Musicians, like children, need constant care and attention or they scream. Also like children, they sometimes say the funniest things. Here are some of the most outrageous quotes from the year so far…
Van McCann on Ewan McGregor coming to see Catfish & The Bottlemen in New York: "We put him down on the guest list as 'Obi +1 Kenobi'."
Azealia Banks on her abrasive online persona: “If you give a 19-year-old a million pounds and a bottle of vodka and a Chanel handbag and one of these [an iPhone] then what do you think’s going to happen?"
Snoop Dogg misunderstands Game of Thrones: "I watch it for historic reasons, to try to understand what this world was based on before I got here. I like to know how we go from there, to here, and the similarities between then and now."
Charli XCX knows how to make her mates feel welcome on tour: "I posted a photo of him on Instagram after the tour, saying ‘Thank you for being my assistant and for inserting my tampons for the past month.’ He was so angry at me."
Morrissey's zinger for Al Gore: "Serving meat and dairy products at an event to combat climate change is like selling pistols at a gun-control rally."
Alana Haim, on sisterly love: "Este told me I looked like Larry David today and I cried because that might be the nicest thing she's ever said to me."
Michael Eavis explains Glastonbury's finances after they published £32 million profits: "I get a wage of £60,000, but I pay more that that to my cowman."
Noel Gallagher on being in Oasis with brother Liam: "My argument is, 'Be a cunt all you want but let's do the gig first and then be a fucking dick'. His argument is, 'I'm just being a dick all the time'. Repeat endlessly until fucking 2009."
Alex James after ringing fellow Blur member Graham Coxon: "I asked Graham if he wanted me in the studio.
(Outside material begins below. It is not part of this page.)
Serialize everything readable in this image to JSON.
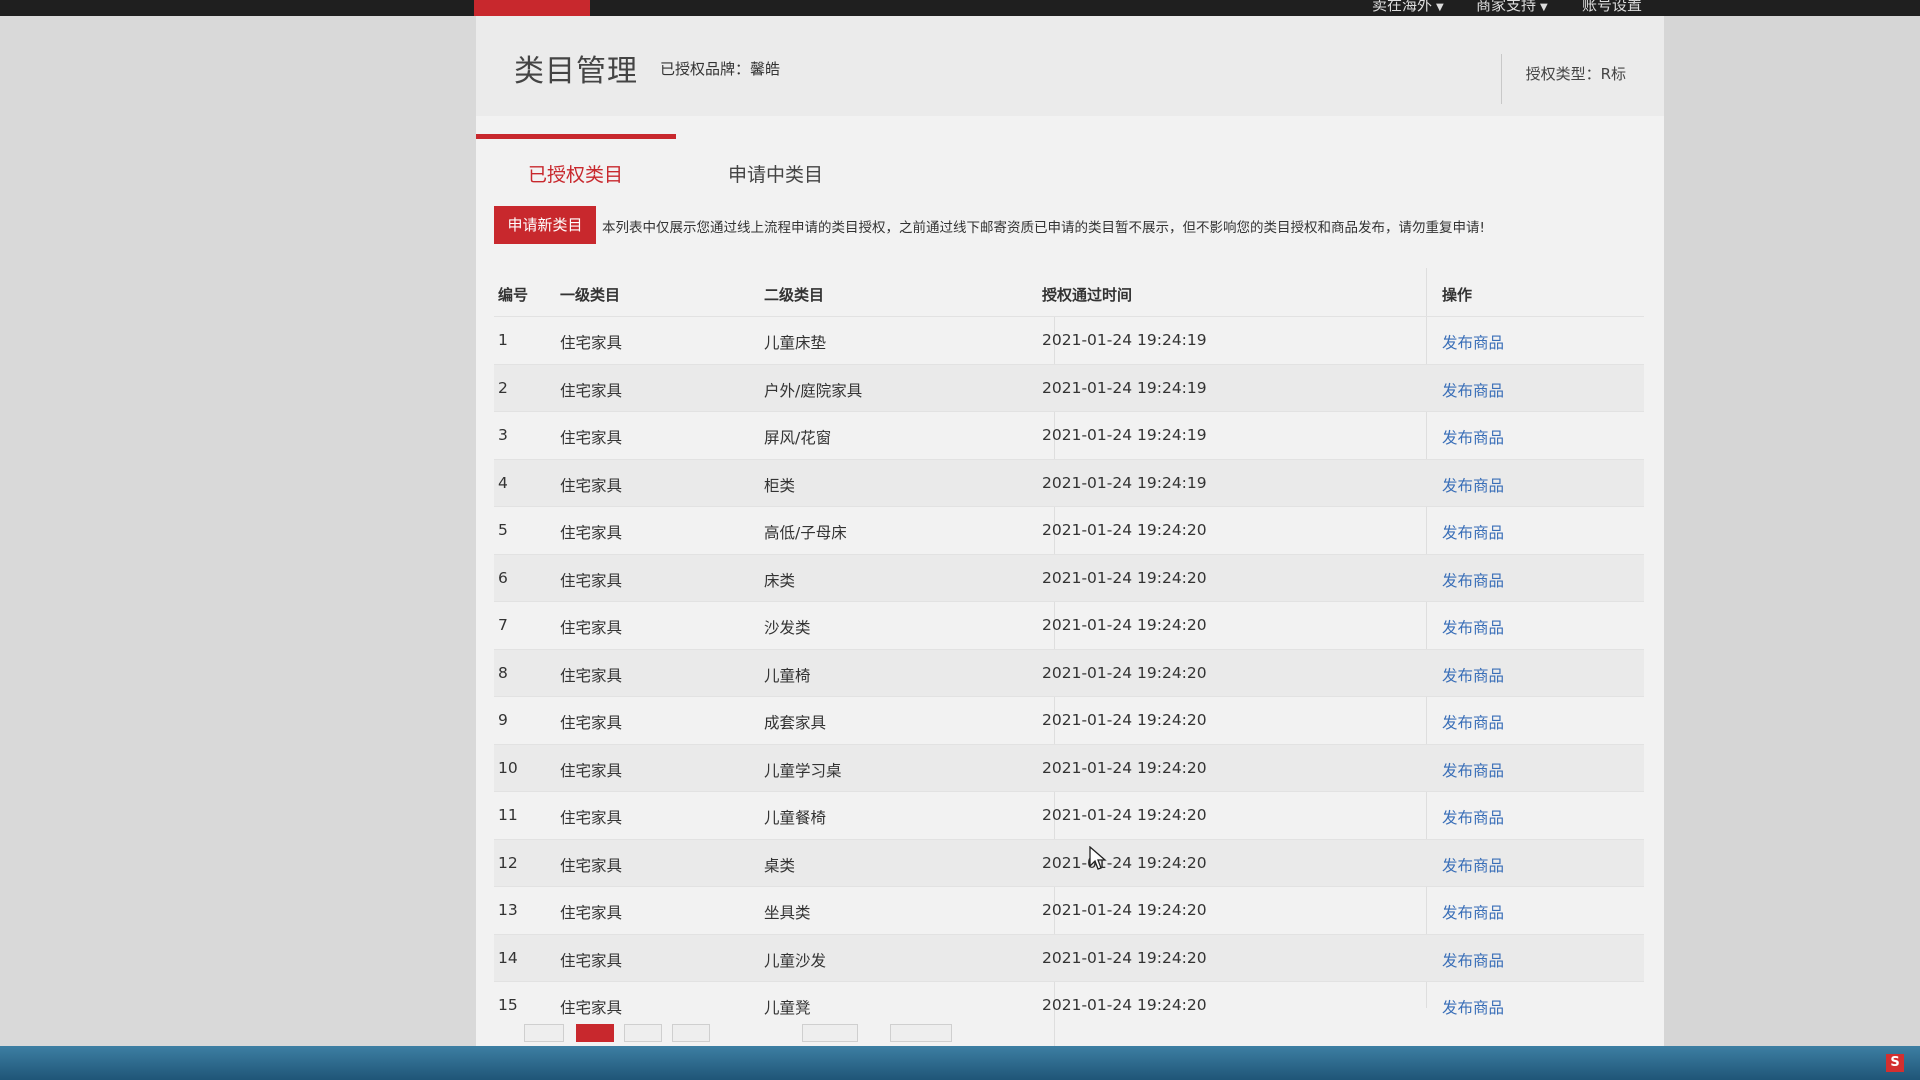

He told me to fuck off.”
Ant * Dec after Kanye West's performance at The Brits: "That was Kanye West. The only performer here tonight not to be interrupted by Kanye West"
Ed Sheeran on Elton John's unusual messages of support: “He sent me one yesterday which was just a dude with a catapult shooting something into someone’s arse…”
Guess who? “My Achilles' heel is my ego. But if I, Kanye West, can remove my ego, then there's hope for everyone."
Noel again: "My son actually said to me once, 'You should get your hair cut like Gary Barlow'… I've shunned him since, he now lives in the shed!"
Neil Young gets a surprise when he meets Florence Welch: “I live in the mountains. I don't know much media. I just thought you were a man called Florence.”